IV. Goldstein’s Loss Amount
Finally, we discern no merit in Goldstein’s contention that the district court erred in
concluding that the loss stemming from the charged conduct exceeded $95,000, and in therefore
imposing an eight-level enhancement under Section 2C1.1(b)(2) of the United States Sentencing
12 Guidelines. Section 2C1.1(b)(2) of the Guidelines provides four methods for calculating loss for
a bribery offense: (1) the value of the payment; (2) the benefit received or to be received in return
for the payment; (3) the value of anything obtained or to be obtained by a public official; and (4)

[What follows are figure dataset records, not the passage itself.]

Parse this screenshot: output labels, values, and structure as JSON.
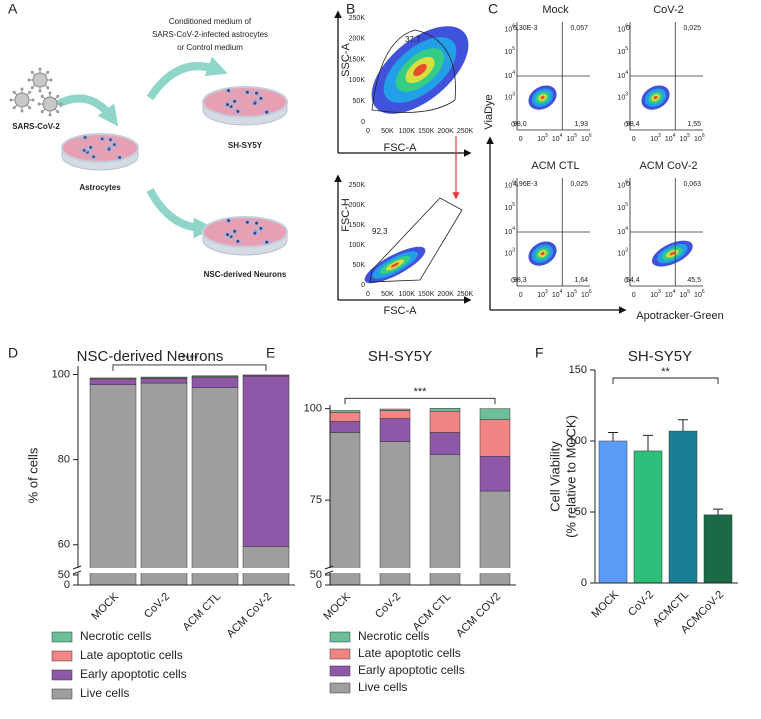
{
  "panels": {
    "a": "A",
    "b": "B",
    "c": "C",
    "d": "D",
    "e": "E",
    "f": "F"
  },
  "diagram": {
    "medium": [
      "Conditioned medium of",
      "SARS-CoV-2-infected astrocytes",
      "or  Control medium"
    ],
    "virus": "SARS-CoV-2",
    "astrocytes": "Astrocytes",
    "sh_sy5y": "SH-SY5Y",
    "neurons": "NSC-derived Neurons"
  },
  "gating": {
    "ticks": [
      "0",
      "50K",
      "100K",
      "150K",
      "200K",
      "250K"
    ],
    "plots": [
      {
        "x_label": "FSC-A",
        "y_label": "SSC-A",
        "gate": "37,7"
      },
      {
        "x_label": "FSC-A",
        "y_label": "FSC-H",
        "gate": "92,3"
      }
    ]
  },
  "flow": {
    "x_label": "Apotracker-Green",
    "y_label": "ViaDye",
    "ticks": [
      {
        "base": "0"
      },
      {
        "base": "10",
        "exp": "3"
      },
      {
        "base": "10",
        "exp": "4"
      },
      {
        "base": "10",
        "exp": "5"
      },
      {
        "base": "10",
        "exp": "6"
      }
    ],
    "plots": [
      {
        "title": "Mock",
        "quadrants": [
          "6,30E-3",
          "0,057",
          "98,0",
          "1,93"
        ]
      },
      {
        "title": "CoV-2",
        "quadrants": [
          "0",
          "0,025",
          "98,4",
          "1,55"
        ]
      },
      {
        "title": "ACM CTL",
        "quadrants": [
          "4,96E-3",
          "0,025",
          "98,3",
          "1,64"
        ]
      },
      {
        "title": "ACM CoV-2",
        "quadrants": [
          "0",
          "0,063",
          "54,4",
          "45,5"
        ]
      }
    ]
  },
  "chart_data": [
    {
      "type": "stacked_bar",
      "title": "NSC-derived Neurons",
      "y_label": "% of cells",
      "categories": [
        "MOCK",
        "CoV-2",
        "ACM CTL",
        "ACM CoV-2"
      ],
      "series": [
        {
          "name": "Live cells",
          "color": "#9e9e9e",
          "values": [
            97.6,
            98.0,
            96.9,
            59.6
          ]
        },
        {
          "name": "Early apoptotic cells",
          "color": "#8e57a8",
          "values": [
            1.2,
            1.0,
            2.4,
            40.0
          ]
        },
        {
          "name": "Late apoptotic cells",
          "color": "#f08585",
          "values": [
            0.2,
            0.2,
            0.2,
            0.2
          ]
        },
        {
          "name": "Necrotic cells",
          "color": "#6dbf9a",
          "values": [
            0.2,
            0.2,
            0.2,
            0.1
          ]
        }
      ],
      "ylim": [
        0,
        102
      ],
      "yticks": [
        0,
        50,
        60,
        80,
        100
      ],
      "y_break": [
        50,
        55
      ],
      "annotation": "****"
    },
    {
      "type": "stacked_bar",
      "title": "SH-SY5Y",
      "categories": [
        "MOCK",
        "CoV-2",
        "ACM CTL",
        "ACM COV2"
      ],
      "series": [
        {
          "name": "Live cells",
          "color": "#9e9e9e",
          "values": [
            93.5,
            91.0,
            87.5,
            77.5
          ]
        },
        {
          "name": "Early apoptotic cells",
          "color": "#8e57a8",
          "values": [
            3.0,
            6.3,
            6.0,
            9.5
          ]
        },
        {
          "name": "Late apoptotic cells",
          "color": "#f08585",
          "values": [
            2.5,
            2.2,
            5.8,
            10.0
          ]
        },
        {
          "name": "Necrotic cells",
          "color": "#6dbf9a",
          "values": [
            0.5,
            0.4,
            0.8,
            3.0
          ]
        }
      ],
      "ylim": [
        0,
        101
      ],
      "yticks": [
        0,
        50,
        75,
        100
      ],
      "y_break": [
        50,
        57
      ],
      "annotation": "***"
    },
    {
      "type": "bar",
      "title": "SH-SY5Y",
      "y_label": [
        "Cell Viability",
        "(% relative to MOCK)"
      ],
      "categories": [
        "MOCK",
        "CoV-2",
        "ACMCTL",
        "ACMCoV-2"
      ],
      "values": [
        100,
        93,
        107,
        48
      ],
      "errors": [
        6,
        11,
        8,
        4
      ],
      "colors": [
        "#5b9cf6",
        "#2dbf7a",
        "#1a7f96",
        "#1a6b45"
      ],
      "ylim": [
        0,
        150
      ],
      "yticks": [
        0,
        50,
        100,
        150
      ],
      "annotation": "**"
    }
  ]
}
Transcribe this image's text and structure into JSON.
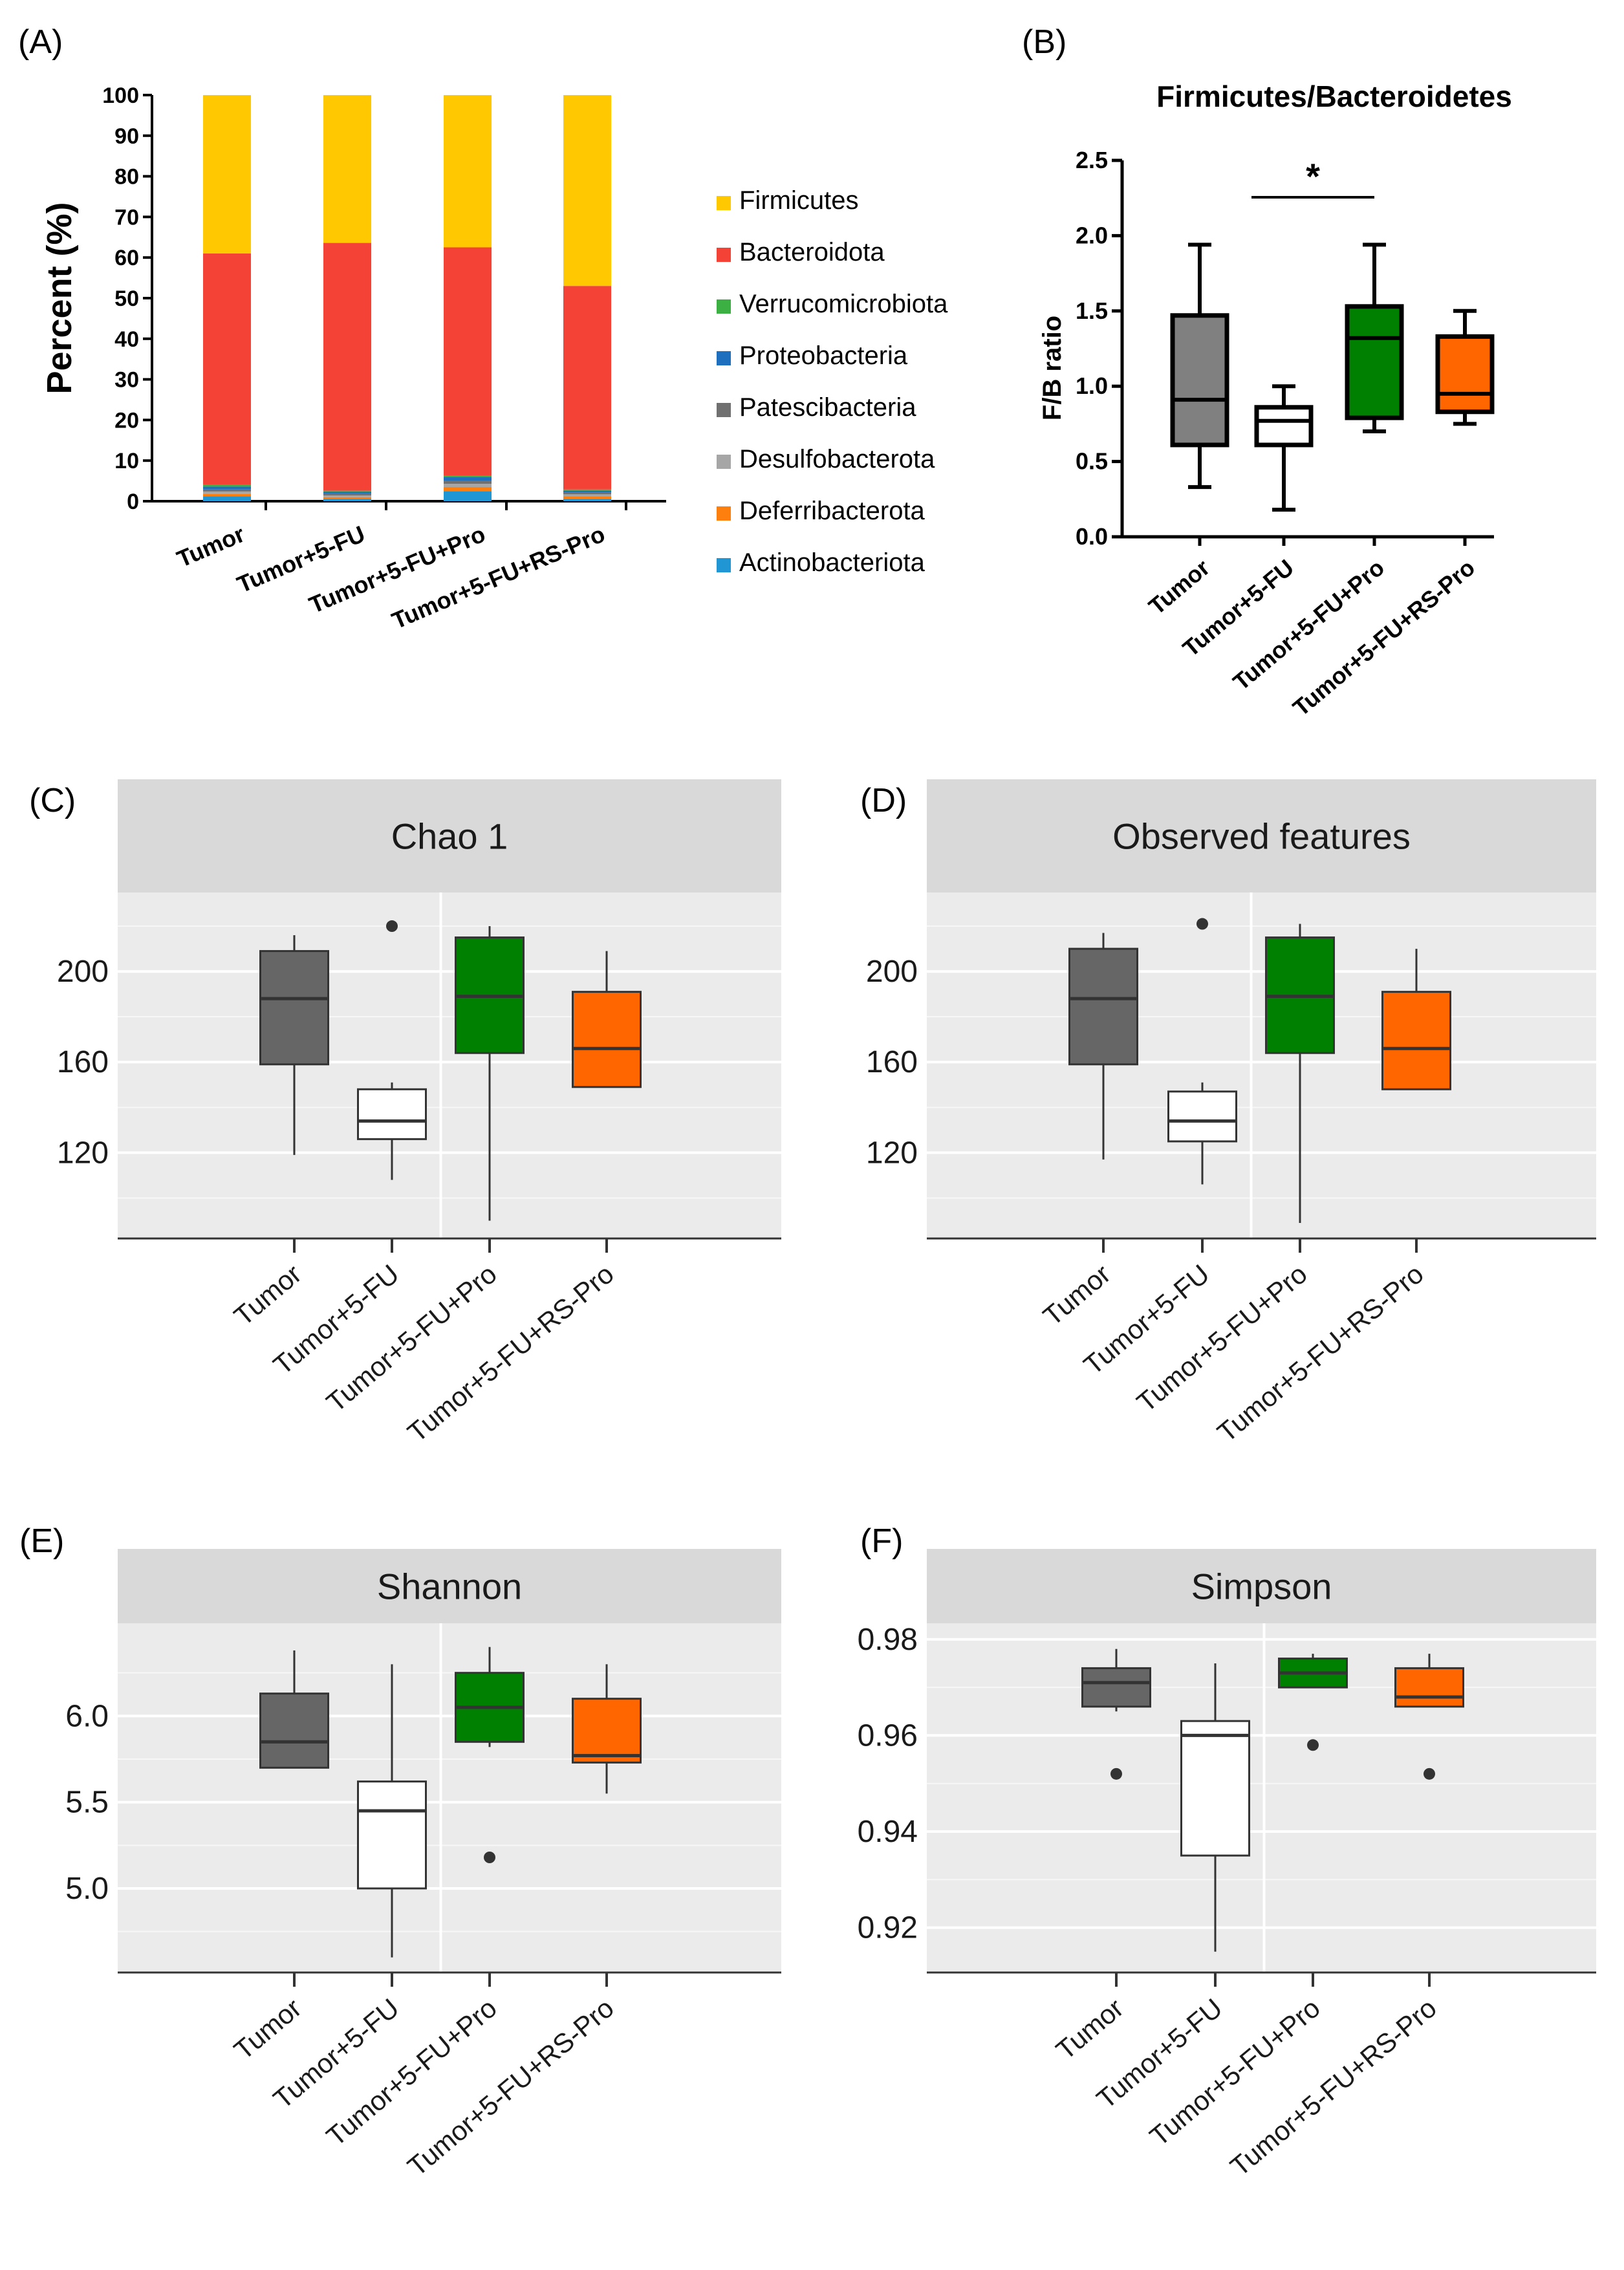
{
  "chart_data": [
    {
      "panel": "(A)",
      "type": "bar",
      "stacked": true,
      "title": "",
      "xlabel": "",
      "ylabel": "Percent (%)",
      "ylim": [
        0,
        100
      ],
      "yticks": [
        0,
        10,
        20,
        30,
        40,
        50,
        60,
        70,
        80,
        90,
        100
      ],
      "categories": [
        "Tumor",
        "Tumor+5-FU",
        "Tumor+5-FU+Pro",
        "Tumor+5-FU+RS-Pro"
      ],
      "series": [
        {
          "name": "Actinobacteriota",
          "color": "#2196d4",
          "values": [
            1.2,
            0.6,
            2.5,
            0.6
          ]
        },
        {
          "name": "Deferribacterota",
          "color": "#ff7f0e",
          "values": [
            0.6,
            0.4,
            1.0,
            0.6
          ]
        },
        {
          "name": "Desulfobacterota",
          "color": "#a6a6a6",
          "values": [
            0.6,
            0.4,
            0.8,
            0.5
          ]
        },
        {
          "name": "Patescibacteria",
          "color": "#707070",
          "values": [
            0.5,
            0.4,
            0.7,
            0.4
          ]
        },
        {
          "name": "Proteobacteria",
          "color": "#1f6fbf",
          "values": [
            0.7,
            0.5,
            1.0,
            0.5
          ]
        },
        {
          "name": "Verrucomicrobiota",
          "color": "#3cb043",
          "values": [
            0.4,
            0.3,
            0.3,
            0.3
          ]
        },
        {
          "name": "Bacteroidota",
          "color": "#f44336",
          "values": [
            57.0,
            61.0,
            56.2,
            50.1
          ]
        },
        {
          "name": "Firmicutes",
          "color": "#ffc800",
          "values": [
            39.0,
            36.4,
            37.5,
            47.0
          ]
        }
      ],
      "legend_order": [
        "Firmicutes",
        "Bacteroidota",
        "Verrucomicrobiota",
        "Proteobacteria",
        "Patescibacteria",
        "Desulfobacterota",
        "Deferribacterota",
        "Actinobacteriota"
      ]
    },
    {
      "panel": "(B)",
      "type": "box",
      "title": "Firmicutes/Bacteroidetes",
      "xlabel": "",
      "ylabel": "F/B ratio",
      "ylim": [
        0,
        2.5
      ],
      "yticks": [
        "0.0",
        "0.5",
        "1.0",
        "1.5",
        "2.0",
        "2.5"
      ],
      "categories": [
        "Tumor",
        "Tumor+5-FU",
        "Tumor+5-FU+Pro",
        "Tumor+5-FU+RS-Pro"
      ],
      "boxes": [
        {
          "min": 0.33,
          "q1": 0.61,
          "median": 0.91,
          "q3": 1.47,
          "max": 1.94,
          "color": "#808080"
        },
        {
          "min": 0.18,
          "q1": 0.61,
          "median": 0.77,
          "q3": 0.86,
          "max": 1.0,
          "color": "#ffffff"
        },
        {
          "min": 0.7,
          "q1": 0.79,
          "median": 1.32,
          "q3": 1.53,
          "max": 1.94,
          "color": "#008000"
        },
        {
          "min": 0.75,
          "q1": 0.83,
          "median": 0.95,
          "q3": 1.33,
          "max": 1.5,
          "color": "#ff6600"
        }
      ],
      "significance": {
        "label": "*",
        "between": [
          1,
          2
        ]
      }
    },
    {
      "panel": "(C)",
      "type": "box",
      "title": "Chao 1",
      "ylim": [
        85,
        232
      ],
      "yticks": [
        "120",
        "160",
        "200"
      ],
      "categories": [
        "Tumor",
        "Tumor+5-FU",
        "Tumor+5-FU+Pro",
        "Tumor+5-FU+RS-Pro"
      ],
      "boxes": [
        {
          "min": 119,
          "q1": 159,
          "median": 188,
          "q3": 209,
          "max": 216,
          "outliers": [],
          "color": "#666666"
        },
        {
          "min": 108,
          "q1": 126,
          "median": 134,
          "q3": 148,
          "max": 151,
          "outliers": [
            220
          ],
          "color": "#ffffff"
        },
        {
          "min": 90,
          "q1": 164,
          "median": 189,
          "q3": 215,
          "max": 220,
          "outliers": [],
          "color": "#008000"
        },
        {
          "min": 149,
          "q1": 149,
          "median": 166,
          "q3": 191,
          "max": 209,
          "outliers": [],
          "color": "#ff6600"
        }
      ]
    },
    {
      "panel": "(D)",
      "type": "box",
      "title": "Observed features",
      "ylim": [
        85,
        232
      ],
      "yticks": [
        "120",
        "160",
        "200"
      ],
      "categories": [
        "Tumor",
        "Tumor+5-FU",
        "Tumor+5-FU+Pro",
        "Tumor+5-FU+RS-Pro"
      ],
      "boxes": [
        {
          "min": 117,
          "q1": 159,
          "median": 188,
          "q3": 210,
          "max": 217,
          "outliers": [],
          "color": "#666666"
        },
        {
          "min": 106,
          "q1": 125,
          "median": 134,
          "q3": 147,
          "max": 151,
          "outliers": [
            221
          ],
          "color": "#ffffff"
        },
        {
          "min": 89,
          "q1": 164,
          "median": 189,
          "q3": 215,
          "max": 221,
          "outliers": [],
          "color": "#008000"
        },
        {
          "min": 148,
          "q1": 148,
          "median": 166,
          "q3": 191,
          "max": 210,
          "outliers": [],
          "color": "#ff6600"
        }
      ]
    },
    {
      "panel": "(E)",
      "type": "box",
      "title": "Shannon",
      "ylim": [
        4.55,
        6.5
      ],
      "yticks": [
        "5.0",
        "5.5",
        "6.0"
      ],
      "categories": [
        "Tumor",
        "Tumor+5-FU",
        "Tumor+5-FU+Pro",
        "Tumor+5-FU+RS-Pro"
      ],
      "boxes": [
        {
          "min": 5.7,
          "q1": 5.7,
          "median": 5.85,
          "q3": 6.13,
          "max": 6.38,
          "outliers": [],
          "color": "#666666"
        },
        {
          "min": 4.6,
          "q1": 5.0,
          "median": 5.45,
          "q3": 5.62,
          "max": 6.3,
          "outliers": [],
          "color": "#ffffff"
        },
        {
          "min": 5.82,
          "q1": 5.85,
          "median": 6.05,
          "q3": 6.25,
          "max": 6.4,
          "outliers": [
            5.18
          ],
          "color": "#008000"
        },
        {
          "min": 5.55,
          "q1": 5.73,
          "median": 5.77,
          "q3": 6.1,
          "max": 6.3,
          "outliers": [],
          "color": "#ff6600"
        }
      ]
    },
    {
      "panel": "(F)",
      "type": "box",
      "title": "Simpson",
      "ylim": [
        0.912,
        0.982
      ],
      "yticks": [
        "0.92",
        "0.94",
        "0.96",
        "0.98"
      ],
      "categories": [
        "Tumor",
        "Tumor+5-FU",
        "Tumor+5-FU+Pro",
        "Tumor+5-FU+RS-Pro"
      ],
      "boxes": [
        {
          "min": 0.965,
          "q1": 0.966,
          "median": 0.971,
          "q3": 0.974,
          "max": 0.978,
          "outliers": [
            0.952
          ],
          "color": "#666666"
        },
        {
          "min": 0.915,
          "q1": 0.935,
          "median": 0.96,
          "q3": 0.963,
          "max": 0.975,
          "outliers": [],
          "color": "#ffffff"
        },
        {
          "min": 0.97,
          "q1": 0.97,
          "median": 0.973,
          "q3": 0.976,
          "max": 0.977,
          "outliers": [
            0.958
          ],
          "color": "#008000"
        },
        {
          "min": 0.966,
          "q1": 0.966,
          "median": 0.968,
          "q3": 0.974,
          "max": 0.977,
          "outliers": [
            0.952
          ],
          "color": "#ff6600"
        }
      ]
    }
  ]
}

the loss to the government from the offense. Here, the district court adopted the first method and
calculated loss as the value of SOMMA’s payments to RMSCO. Goldstein argues that Application
Note 3 to Section 2C1.1 required the district court to subtract funds that RMSCO used for
legitimate business expenses from the loss amount. But that Application Note applies only to the
“benefit received” method of calculating loss, not the “value of the payment” method that the court
adopted. See U.S.S.G. § 2C1.1 n..3. Nothing in Section 2C.1.1(b)(2) suggests that legitimate
business expenses must be subtracted from the “value of the payment” measure of loss. The
district court therefore committed no error with respect to sentencing.
* * *
We have considered the Defendants’ remaining arguments and find them unpersuasive.
For the foregoing reasons, the judgments of the district court are AFFIRMED.